The Sacred Unveiled: Part 1, Introduction

August 21, 2020

By Géranne Darbouze

Religion is a driving force in culture, and this is especially evident in Spain. From Ancient Egyptian cults to the pagan rituals that helped fuel the Roman empire, to the Islamic traditions of the Ottoman Turks, to the animistic beliefs of West and Central Africa, religions have developed methods for understanding the world and determining not only why, but also how certain things have come to be. When religious understandings influence politics, beliefs that were once fluid become firmly rooted in society. Thus fortified, such beliefs often migrate into other cultural institutions, and the influence of religious iconography on society is further reinforced. In the art of Spain, religion and the creative process exhibit a unique degree of intimacy that has helped shape Spain’s cultural identity.
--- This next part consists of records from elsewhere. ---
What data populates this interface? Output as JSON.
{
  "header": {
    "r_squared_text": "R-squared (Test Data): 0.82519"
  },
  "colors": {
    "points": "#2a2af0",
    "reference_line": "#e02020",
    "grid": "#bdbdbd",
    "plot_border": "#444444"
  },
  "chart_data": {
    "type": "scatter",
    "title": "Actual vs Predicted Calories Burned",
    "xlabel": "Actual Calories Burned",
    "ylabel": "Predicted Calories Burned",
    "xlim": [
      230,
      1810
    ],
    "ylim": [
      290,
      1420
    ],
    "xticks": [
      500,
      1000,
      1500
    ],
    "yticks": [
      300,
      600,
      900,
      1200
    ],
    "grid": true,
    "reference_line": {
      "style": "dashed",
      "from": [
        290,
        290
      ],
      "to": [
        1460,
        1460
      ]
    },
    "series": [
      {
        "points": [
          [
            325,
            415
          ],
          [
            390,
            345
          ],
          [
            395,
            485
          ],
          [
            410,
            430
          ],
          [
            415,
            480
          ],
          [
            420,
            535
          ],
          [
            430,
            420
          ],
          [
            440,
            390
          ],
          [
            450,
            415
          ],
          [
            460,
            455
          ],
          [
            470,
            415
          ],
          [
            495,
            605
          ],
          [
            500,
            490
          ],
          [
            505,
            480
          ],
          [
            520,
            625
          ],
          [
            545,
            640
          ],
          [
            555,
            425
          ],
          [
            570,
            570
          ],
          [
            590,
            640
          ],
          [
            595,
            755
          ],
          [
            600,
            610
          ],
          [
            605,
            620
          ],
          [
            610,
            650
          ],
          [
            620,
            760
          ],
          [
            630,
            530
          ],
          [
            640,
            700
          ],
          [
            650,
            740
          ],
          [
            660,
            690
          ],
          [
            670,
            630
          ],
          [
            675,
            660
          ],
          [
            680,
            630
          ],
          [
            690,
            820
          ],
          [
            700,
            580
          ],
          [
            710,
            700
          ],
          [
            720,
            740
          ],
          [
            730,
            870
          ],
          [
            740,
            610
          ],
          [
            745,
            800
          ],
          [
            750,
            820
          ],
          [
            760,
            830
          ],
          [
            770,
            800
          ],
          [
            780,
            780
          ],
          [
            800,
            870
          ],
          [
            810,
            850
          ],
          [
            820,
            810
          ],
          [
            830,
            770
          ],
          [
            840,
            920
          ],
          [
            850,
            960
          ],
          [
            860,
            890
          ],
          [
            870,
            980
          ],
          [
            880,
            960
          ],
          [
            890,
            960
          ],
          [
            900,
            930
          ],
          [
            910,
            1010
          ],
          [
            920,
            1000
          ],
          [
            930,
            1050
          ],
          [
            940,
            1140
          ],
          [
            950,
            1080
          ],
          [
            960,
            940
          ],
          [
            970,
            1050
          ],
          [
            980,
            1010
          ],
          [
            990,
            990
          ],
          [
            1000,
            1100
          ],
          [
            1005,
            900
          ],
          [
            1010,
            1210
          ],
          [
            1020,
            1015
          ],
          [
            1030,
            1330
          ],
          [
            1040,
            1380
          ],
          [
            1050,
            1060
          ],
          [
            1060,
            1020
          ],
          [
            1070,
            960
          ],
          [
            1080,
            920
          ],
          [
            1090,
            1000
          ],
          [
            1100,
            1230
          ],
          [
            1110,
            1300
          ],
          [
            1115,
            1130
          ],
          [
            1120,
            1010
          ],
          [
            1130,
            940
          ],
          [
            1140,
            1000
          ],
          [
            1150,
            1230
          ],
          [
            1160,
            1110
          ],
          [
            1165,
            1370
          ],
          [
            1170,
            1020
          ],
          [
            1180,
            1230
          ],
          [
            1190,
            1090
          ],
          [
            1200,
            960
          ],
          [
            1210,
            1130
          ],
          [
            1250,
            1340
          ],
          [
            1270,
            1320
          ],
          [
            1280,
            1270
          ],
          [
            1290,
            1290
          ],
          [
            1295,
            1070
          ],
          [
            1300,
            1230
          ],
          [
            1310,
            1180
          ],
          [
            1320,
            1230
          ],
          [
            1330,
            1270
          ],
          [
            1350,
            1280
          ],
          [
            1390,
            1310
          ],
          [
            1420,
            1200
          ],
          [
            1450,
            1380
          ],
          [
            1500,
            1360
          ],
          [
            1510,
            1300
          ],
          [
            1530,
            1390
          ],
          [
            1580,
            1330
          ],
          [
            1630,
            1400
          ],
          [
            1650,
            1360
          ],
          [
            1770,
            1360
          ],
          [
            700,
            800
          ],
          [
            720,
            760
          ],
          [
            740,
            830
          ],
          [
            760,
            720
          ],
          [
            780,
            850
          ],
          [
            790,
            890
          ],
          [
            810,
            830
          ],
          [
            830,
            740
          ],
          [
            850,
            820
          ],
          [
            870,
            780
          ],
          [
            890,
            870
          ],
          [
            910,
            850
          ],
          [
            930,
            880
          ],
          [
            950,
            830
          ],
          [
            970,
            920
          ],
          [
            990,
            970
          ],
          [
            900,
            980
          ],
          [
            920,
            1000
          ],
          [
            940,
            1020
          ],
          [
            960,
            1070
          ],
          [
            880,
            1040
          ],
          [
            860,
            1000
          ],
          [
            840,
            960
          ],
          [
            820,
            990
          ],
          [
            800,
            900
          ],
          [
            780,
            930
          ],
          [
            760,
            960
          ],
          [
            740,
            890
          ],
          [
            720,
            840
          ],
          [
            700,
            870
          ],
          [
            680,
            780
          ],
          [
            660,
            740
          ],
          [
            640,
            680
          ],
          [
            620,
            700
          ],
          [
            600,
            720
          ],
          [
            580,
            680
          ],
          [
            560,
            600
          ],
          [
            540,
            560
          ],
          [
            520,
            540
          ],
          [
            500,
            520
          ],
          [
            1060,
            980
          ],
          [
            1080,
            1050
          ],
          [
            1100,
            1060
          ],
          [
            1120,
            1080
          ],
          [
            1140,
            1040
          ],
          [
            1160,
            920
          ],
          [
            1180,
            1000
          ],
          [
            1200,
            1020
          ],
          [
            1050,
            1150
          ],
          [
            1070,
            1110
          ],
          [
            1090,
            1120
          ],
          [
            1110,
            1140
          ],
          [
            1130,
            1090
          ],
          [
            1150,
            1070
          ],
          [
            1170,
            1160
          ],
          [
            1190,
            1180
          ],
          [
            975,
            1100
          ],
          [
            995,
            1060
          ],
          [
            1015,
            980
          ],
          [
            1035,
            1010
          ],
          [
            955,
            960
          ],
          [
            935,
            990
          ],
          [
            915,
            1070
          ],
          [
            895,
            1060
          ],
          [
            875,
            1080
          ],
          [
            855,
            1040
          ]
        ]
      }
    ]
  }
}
Throughout history, Spanish institutions have cultivated a system of interdependency—art depends on religion, and religion on art. As a result, Spanish artists were constantly striving to create the most innovative and galvanizing depictions of religious subjects. In this series of blogposts, I will discuss how Mannerists such as El Greco, and Baroque artists such as Luisa Roldán, Juan de Valdés Leal, and Francisco de Zurbarán created dynamic and thought-provoking images that reshaped the very essence of Catholic devotion—both pictorially and in practice. Ultimately, these artists’ images are tremendously effective in sending audiences a message: That we are all religious masters in our own right, and that we hold the power to determine what our religious devotion looks like.

 


This blogpost series is inspired by my NYU class Art in Spain from El Greco to Goya, taught by Edward Sullivan in spring 2020. It expands on the ideas I put forth in my final paper, further delving into my interest in relationships between religion and fine art, especially from the Renaissance and Baroque periods. I’d like to thank Professor Sullivan for his wonderful teaching, which has shaped my thoughts in innumerable ways and ultimately made this series possible.


Géranne Darbouze is an undergraduate intern at the Grey Art Gallery who is majoring in Film and Television Production and minoring in Art History and Religious Studies. She expects to receive her BFA in January 2021.